Occurring at a time when television was just coming to its own as a news
medium, the events in Dallas provided an unprecedented opportunity for
the visual, real, and instantaneous power of the medium to emerge. As
with 9/11, there were technical and logistical reasons for this, including the
presence of so many media to cover what was a politically significant
event, the recently perfected ability to send television images back and
forth across the country, the eventual emergence of actual amateur film of
the shooting itself, the live-on-camera shooting of the assassin himself, and
the fact of the “media-friendliness” of the Kennedy administration.

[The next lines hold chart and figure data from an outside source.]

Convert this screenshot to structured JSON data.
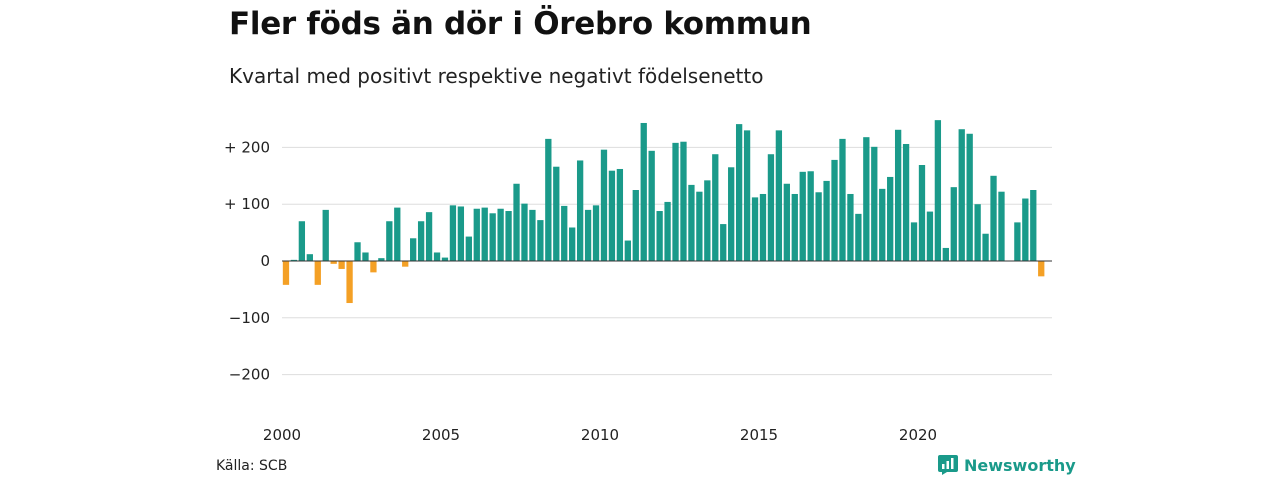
{
  "header": {
    "title": "Fler föds än dör i Örebro kommun",
    "subtitle": "Kvartal med positivt respektive negativt födelsenetto"
  },
  "footer": {
    "source": "Källa: SCB",
    "brand": "Newsworthy"
  },
  "colors": {
    "positive": "#1a9a8a",
    "negative": "#f4a025",
    "grid": "#dddddd",
    "zero_line": "#333333",
    "text": "#222222"
  },
  "icons": {
    "brand": "newsworthy-logo-icon"
  },
  "chart_data": {
    "type": "bar",
    "title": "Fler föds än dör i Örebro kommun",
    "subtitle": "Kvartal med positivt respektive negativt födelsenetto",
    "xlabel": "",
    "ylabel": "",
    "x_start": "2000 Q1",
    "period": "quarter",
    "ylim": [
      -250,
      250
    ],
    "y_ticks": [
      {
        "value": 200,
        "label": "+ 200"
      },
      {
        "value": 100,
        "label": "+ 100"
      },
      {
        "value": 0,
        "label": "0"
      },
      {
        "value": -100,
        "label": "−100"
      },
      {
        "value": -200,
        "label": "−200"
      }
    ],
    "x_ticks": [
      "2000",
      "2005",
      "2010",
      "2015",
      "2020"
    ],
    "grid": true,
    "legend": "none",
    "values": [
      -42,
      2,
      70,
      12,
      -42,
      90,
      -5,
      -14,
      -74,
      33,
      15,
      -20,
      5,
      70,
      94,
      -10,
      40,
      70,
      86,
      15,
      6,
      98,
      96,
      43,
      92,
      94,
      84,
      92,
      88,
      136,
      101,
      90,
      72,
      215,
      166,
      97,
      59,
      177,
      90,
      98,
      196,
      159,
      162,
      36,
      125,
      243,
      194,
      88,
      104,
      208,
      210,
      134,
      122,
      142,
      188,
      65,
      165,
      241,
      230,
      112,
      118,
      188,
      230,
      136,
      118,
      157,
      158,
      121,
      141,
      178,
      215,
      118,
      83,
      218,
      201,
      127,
      148,
      231,
      206,
      68,
      169,
      87,
      248,
      23,
      130,
      232,
      224,
      100,
      48,
      150,
      122,
      0,
      68,
      110,
      125,
      -27
    ]
  }
}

Also as
with 9/11, the overarching reality of the event played the key role. A
young, popular, charismatic president, known to the public because of tele-
vision, was killed so unexpectedly and publicly. The shooting occurred on
a Friday. The American (and indeed, the world) public thus had a whole
weekend to watch and to try to come to terms with the events. And, as
they unfolded, there was continuing drama. The search for the killer, his
eventual arrest and then killing. The hurried inauguration of the new presi-
dent. The return of the body to Washington the same night, with live
images from the tarmac as the casket and the young widow, still wearing
her blood-soaked clothing, entered the hearse. The statement from
President Johnson attempting to reassure the public of a stable transition.
And then later, the lying-in-state, the state funeral, and the burial. Few
who were alive at the time can forget the images and the emotions.